Digestion of Food Inside the Stomach
About 1 litre of food can be held by the stomach comfortably, but we can expand the holding capacity of the stomach up to 4 litres as the stomach has elastic muscles. Because of this elastic nature of the stomach, it can expand when it is full and becomes normal when the food gets digested. The signal is provided by the brain when our stomach gets full, this signal is not immediately provided by the brain. Because of this reason, we should take our food slowly.
By properly chewing or food, we make the digestion process smoother. One of the major functions of the stomach is to churn the food properly coming from the esophagus so that the small intestine can absorb the molecules easily. When there is proper mixing of food and water in the stomach then they form chyme, after the formation of chyme food is ready to move into the small intestine. Organs like liver, gallbladder and pancreas are also considered as part of the alimentary system, so they also play a crucial role in the digestion process.
Structure of Stomach
We all know the stomach is a part of the digestive system and is connected to the following organs:
A. Esophagus: It is considered a tube-like organ that acts as a connection between the mouth and throat to the stomach. The gastrointestinal junction is the area where the oesophagus joins the stomach.
B. Small Intestine (small bowel): It is a long tube-like structure that extends from the stomach to the colon of the large intestine. Posterior part of the small intestine is known as the duodenum, and it is this part that is connected to the stomach.
Different Regions of Stomach
The human stomach is divided into five regions they are:
A. The very first part of the stomach is the cardiac region, which lies just below the oesophagus. It has a cardiac sphincter, which mainly helps to prevent stomach contents from going back up into the oesophagus.
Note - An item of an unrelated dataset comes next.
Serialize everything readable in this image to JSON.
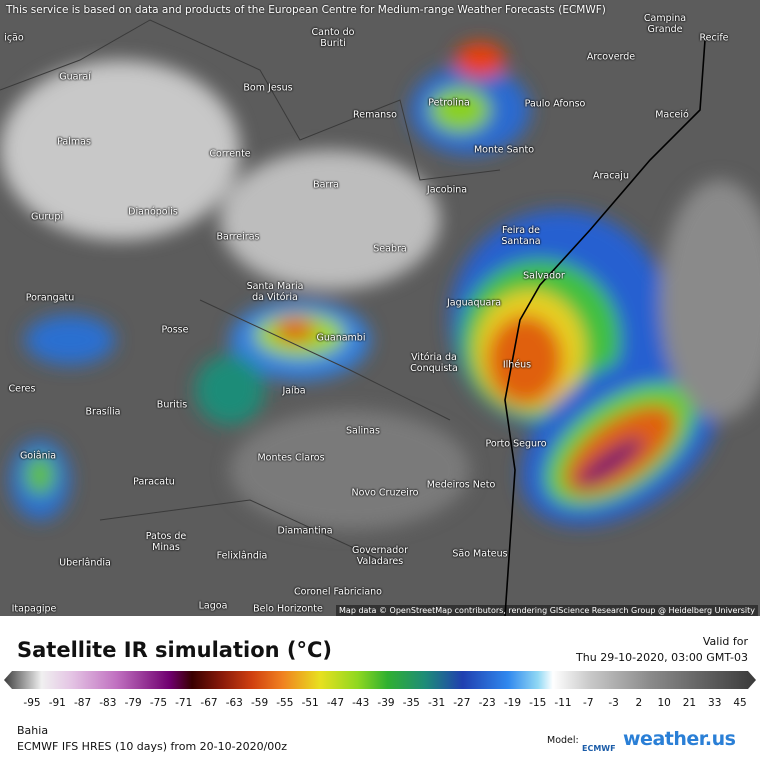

B. Second part is the fundus region and it is the rounded area that lies to the left of the cardia and below the diaphragm. And this is the region where mixing of food and breaking down of food takes place.
C. Antrum is considered as the lower part of the stomach and the main function of this region is that it holds the broken-down food until it is ready to be released into the small intestine.
D. The pylorus is the part of the stomach that connects to the small intestine. This region includes the pyloric sphincter, which is a thick ring of muscle that acts as a valve to control the emptying of stomach contents (chyme) into the duodenum (first part of the small intestine).
E. The pyloric sphincter is the last region of the stomach and it also prevents the contents of the duodenum from going back into the stomach.